A pesar de todas estas circunstancias, Pekerman y su cuerpo técnico lograron formar un grupo homogéneo, sin resquicios para aquellos que siempre buscan a los suplentespara que hablen mal del técnico o de los que son titulares. Así Carlos Tevez, uno de los más buscados, declaró: «Sí, somos hombres para jugar, tenemos que serlo para esperar en el banco y desear que al compañero que juega le vaya bien».
Por eso ahora que las circunstancias cambiaron y el equipo pasó a ser favorito (de quinto pasó a segundo en las apuestas) es bueno que sigan teniendo los pies sobre la tierra. Que comprendan que jugaron 90 minutos extraordinarios, pero nada más. Que ese rendimiento y resultado les dé moral, pero no los haga perder de vista el objetivo que como dijo el filósofo Reinaldo Merlo es ir «paso a paso».
La Selección tiene por delante a Holanda con la tranquilidad de la clasificación, pero después empieza un nuevo Mundial donde hay que superar rival por rival y allí van a hacer falta jugadores que hasta ahora no han tenido tanto protagonismo. Según Jorge Valdano: «La Argentina tiene balas de cañón en el banco», por Tevez, Messi, Aimar y Cruz, y esas balas tienen que estar en forma para cuando necesite usarlas.

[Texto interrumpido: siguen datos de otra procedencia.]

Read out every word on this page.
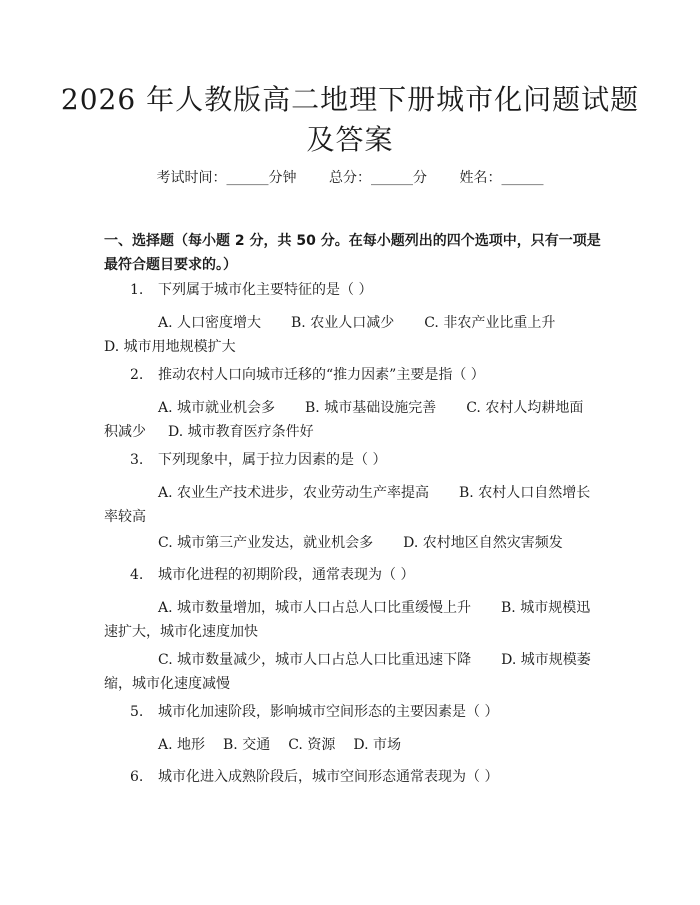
2026 年人教版高二地理下册城市化问题试题
及答案
考试时间：______分钟 总分：______分 姓名：______
一、选择题（每小题 2 分，共 50 分。在每小题列出的四个选项中，只有一项是最符合题目要求的。）
1. 下列属于城市化主要特征的是（ ）
A. 人口密度增大 B. 农业人口减少 C. 非农产业比重上升 D. 城市用地规模扩大
2. 推动农村人口向城市迁移的“推力因素”主要是指（ ）
A. 城市就业机会多 B. 城市基础设施完善 C. 农村人均耕地面积减少 D. 城市教育医疗条件好
3. 下列现象中，属于拉力因素的是（ ）
A. 农业生产技术进步，农业劳动生产率提高 B. 农村人口自然增长率较高
C. 城市第三产业发达，就业机会多 D. 农村地区自然灾害频发
4. 城市化进程的初期阶段，通常表现为（ ）
A. 城市数量增加，城市人口占总人口比重缓慢上升 B. 城市规模迅速扩大，城市化速度加快
C. 城市数量减少，城市人口占总人口比重迅速下降 D. 城市规模萎缩，城市化速度减慢
5. 城市化加速阶段，影响城市空间形态的主要因素是（ ）
A. 地形 B. 交通 C. 资源 D. 市场
6. 城市化进入成熟阶段后，城市空间形态通常表现为（ ）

Pekerman ya demostró que no tiene ningún prurito a la hora de hacer cambios, por lo que nadie es completamente titular, ni completamente suplente y eso motiva a los 23.
De la unidad del plantel y de la inteligencia del técnico para armar la estrategia de cada partido dependemos que se pueda lograr algo grande. Por ahora lo que se logró es superar «el grupo de la muerte» y los fantasmas del Mundial 2002 con una goleada histórica, no es poco pero recién es el primer paso.